Monday, August 12, 2013

Black Teen Denied Heart Transplant Because of Bad Grades and Trouble with Law

This story is simply appalling. That this should happen in a hospital in the United States under a black president who campaigned on universal health care is simply unthinkable. Shame on Children's Hospital of Atlanta. Shame on the capitalist system. Shame on the United States of America. 

by Rania Khalek, Dispatches from the Underclass

Doctors at Children’s Healthcare of Atlanta estimate that without a heart transplant, 15-year-old Anthony Stokes will die within three to six months from heart failure. Yet despite his prognosis, they refuse to put Anthony on the transplant list, telling his family he doesn’t qualify due to “a history of non-compliance” characterized by “low grades and trouble with the law.”

“They said they don’t have any evidence that he would take his medicine or that he would go to his follow-ups,” Melencia Hamilton, Anthony’s mother, told WSBTV. Hamilton says that a transplant is the only option for her son’s enlarged heart.

In a recently issued statement, the hospital would not reveal any specifics about how they came to their decision, saying, “The well-being of our patients is always our first priority. We are continuing to work with this family and looking at all options regarding this patient’s health care. We follow very specific criteria in determining eligibility for a transplant of any kind.” The hospital wants to send him home with medication, presumably to die.

But Anthony’s loved ones haven’t given up on him. Neither has the Southern Christian Leadership Conference (SCLC), which has taken up his cause.

“He’s been given a death sentence because of a broad and vague excuse of noncompliance. There was nothing specific in that decision. Just noncompliance,” Christine Young Brown of the SCLC told CBS Atlanta.

Mack Major, Anthony’s mentor, added, “We must save Anthony’s life. We don’t have a lot of time to do it, but it’s something that must be done.”

It’s no secret that children of color, particularly black children, are far more likely to be suspended and expelled for minor infractions than their white peers, pushing them out of the classroom and into the criminal justice system in a process known as the “school to prison pipeline.” With this in mind, is it fair for Anthony to be denied life-saving treatment because he is a black male and therefore the target of discriminatory discipline policies and structurally racist criminal justice system?

Little Value Placed On Black And Brown Lives 

Anthony isn’t the only person being pushed to his death by institutional racism.

Last week, 14 undocumented Mexican immigrants in desperate need of organ transplants embarked on a hunger strike outside of Chicago’s Northwestern Memorial Hospital to protest the facility’s refusal to provide organ transplants to the undocumented and uninsured.

According to the Moratorium on Deportations Campaign, “Hospitals routinely deny life-saving patient care based on immigration status and inability to pay: in a profit-driven medical system, only certain lives are deemed to be worth saving.”

But that doesn’t stop hospitals from using organs donated by the undocumented and uninsured to save the lives of more privileged Americans.

Dr. David Ansell, chief medical officer at Rush University Medical Center, told the Chicago Sun-Times that, “20 percent of organs come from uninsured people, but around 1 percent of organs go to uninsured people who need them. These people donate the organs, but mostly don’t get access to them.”

As census data indicates, an overwhelming 55 percent of uninsured Americans are people of color, including 20 percent of African Americans 30 percent of Hispanics. And with that, a disturbing picture begins to emerge of a system that happily harvests the organs of poor minorities to give to the privileged while cutting off their access to life-saving treatment.

Over the years several studies have shown that lack of insurance isn’t the only factor contributing to transplant disparities. A 2012 study published in the American Journal of Transplantation by researchers at the Emory Transplant Center in Atlanta, Georgia, found significant racial disparities throughout the organ transplant process even after controlling for demographics.

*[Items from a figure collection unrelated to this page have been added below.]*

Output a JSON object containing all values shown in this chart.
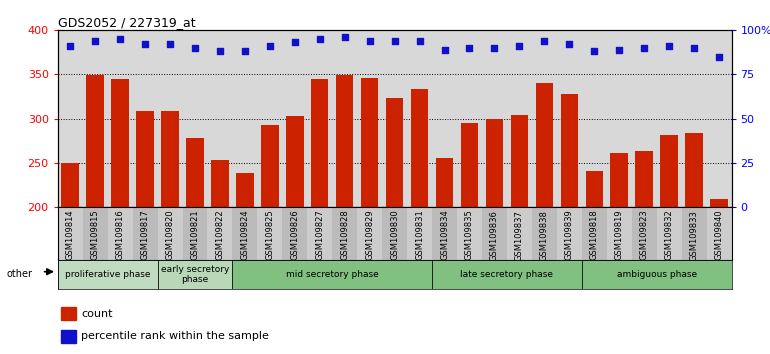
{
  "title": "GDS2052 / 227319_at",
  "samples": [
    "GSM109814",
    "GSM109815",
    "GSM109816",
    "GSM109817",
    "GSM109820",
    "GSM109821",
    "GSM109822",
    "GSM109824",
    "GSM109825",
    "GSM109826",
    "GSM109827",
    "GSM109828",
    "GSM109829",
    "GSM109830",
    "GSM109831",
    "GSM109834",
    "GSM109835",
    "GSM109836",
    "GSM109837",
    "GSM109838",
    "GSM109839",
    "GSM109818",
    "GSM109819",
    "GSM109823",
    "GSM109832",
    "GSM109833",
    "GSM109840"
  ],
  "counts": [
    250,
    349,
    345,
    309,
    309,
    278,
    253,
    238,
    293,
    303,
    345,
    349,
    346,
    323,
    333,
    255,
    295,
    300,
    304,
    340,
    328,
    241,
    261,
    263,
    281,
    284,
    209
  ],
  "percentiles": [
    91,
    94,
    95,
    92,
    92,
    90,
    88,
    88,
    91,
    93,
    95,
    96,
    94,
    94,
    94,
    89,
    90,
    90,
    91,
    94,
    92,
    88,
    89,
    90,
    91,
    90,
    85
  ],
  "bar_color": "#cc2200",
  "dot_color": "#1111cc",
  "bar_bottom": 200,
  "left_ylim": [
    200,
    400
  ],
  "right_ylim": [
    0,
    100
  ],
  "left_yticks": [
    200,
    250,
    300,
    350,
    400
  ],
  "right_yticks": [
    0,
    25,
    50,
    75,
    100
  ],
  "right_yticklabels": [
    "0",
    "25",
    "50",
    "75",
    "100%"
  ],
  "grid_values": [
    250,
    300,
    350
  ],
  "plot_bg": "#d8d8d8",
  "col_bg_even": "#cccccc",
  "col_bg_odd": "#bbbbbb",
  "phase_data": [
    {
      "label": "proliferative phase",
      "start": 0,
      "end": 4,
      "color": "#c0dcc0"
    },
    {
      "label": "early secretory\nphase",
      "start": 4,
      "end": 7,
      "color": "#b8d8b8"
    },
    {
      "label": "mid secretory phase",
      "start": 7,
      "end": 15,
      "color": "#80c080"
    },
    {
      "label": "late secretory phase",
      "start": 15,
      "end": 21,
      "color": "#80c080"
    },
    {
      "label": "ambiguous phase",
      "start": 21,
      "end": 27,
      "color": "#80c080"
    }
  ]
}
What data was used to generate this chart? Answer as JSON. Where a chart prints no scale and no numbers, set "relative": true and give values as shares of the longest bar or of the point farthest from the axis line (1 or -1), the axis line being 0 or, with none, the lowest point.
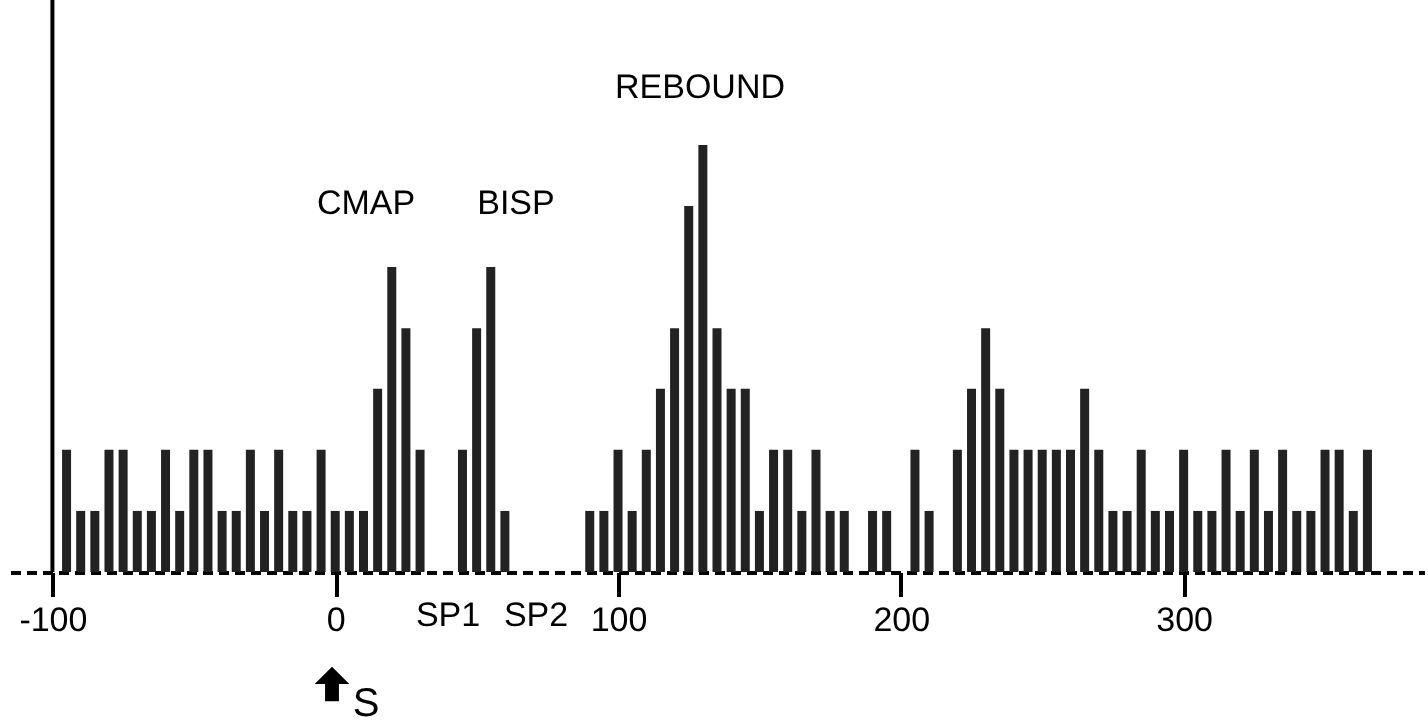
{
  "chart_data": {
    "type": "bar",
    "relative": true,
    "color": "#222222",
    "x": [
      -95,
      -90,
      -85,
      -80,
      -75,
      -70,
      -65,
      -60,
      -55,
      -50,
      -45,
      -40,
      -35,
      -30,
      -25,
      -20,
      -15,
      -10,
      -5,
      0,
      5,
      10,
      15,
      20,
      25,
      30,
      45,
      50,
      55,
      60,
      90,
      95,
      100,
      105,
      110,
      115,
      120,
      125,
      130,
      135,
      140,
      145,
      150,
      155,
      160,
      165,
      170,
      175,
      180,
      190,
      195,
      205,
      210,
      220,
      225,
      230,
      235,
      240,
      245,
      250,
      255,
      260,
      265,
      270,
      275,
      280,
      285,
      290,
      295,
      300,
      305,
      310,
      315,
      320,
      325,
      330,
      335,
      340,
      345,
      350,
      355,
      360,
      365
    ],
    "values": [
      0.286,
      0.143,
      0.143,
      0.286,
      0.286,
      0.143,
      0.143,
      0.286,
      0.143,
      0.286,
      0.286,
      0.143,
      0.143,
      0.286,
      0.143,
      0.286,
      0.143,
      0.143,
      0.286,
      0.143,
      0.143,
      0.143,
      0.429,
      0.714,
      0.571,
      0.286,
      0.286,
      0.571,
      0.714,
      0.143,
      0.143,
      0.143,
      0.286,
      0.143,
      0.286,
      0.429,
      0.571,
      0.857,
      1,
      0.571,
      0.429,
      0.429,
      0.143,
      0.286,
      0.286,
      0.143,
      0.286,
      0.143,
      0.143,
      0.143,
      0.143,
      0.286,
      0.143,
      0.286,
      0.429,
      0.571,
      0.429,
      0.286,
      0.286,
      0.286,
      0.286,
      0.286,
      0.429,
      0.286,
      0.143,
      0.143,
      0.286,
      0.143,
      0.143,
      0.286,
      0.143,
      0.143,
      0.286,
      0.143,
      0.286,
      0.143,
      0.286,
      0.143,
      0.143,
      0.286,
      0.286,
      0.143,
      0.286
    ],
    "xlim": [
      -115,
      385
    ],
    "xticks": [
      -100,
      0,
      100,
      200,
      300
    ],
    "tick_labels": "x",
    "grid": false,
    "ref_lines": [
      {
        "axis": "x",
        "value": -100,
        "color": "#000000"
      }
    ],
    "annotations": [
      "CMAP",
      "BISP",
      "REBOUND",
      "SP1",
      "SP2",
      "S"
    ]
  }
}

“Socioeconomic factors, including health insurance and access to care, explained almost 1/3 of the lower rate of transplant among black vs. white patients,” the research reveals. “However, even after adjusting for demographic, clinical, and socioeconomic factors, blacks had a 59% lower rate of transplant than whites.”

A more recent study by the Johns Hopkins University School of Medicine revealed similar findings that showed African Americans were 56 percent less likely to receive a kidney before dialysis than their white counterparts.

People of color are at a clear disadvantage when it comes to organ transplantation. And absent some sort of intervention, 15-year-old Anthony Stokes will die because of it.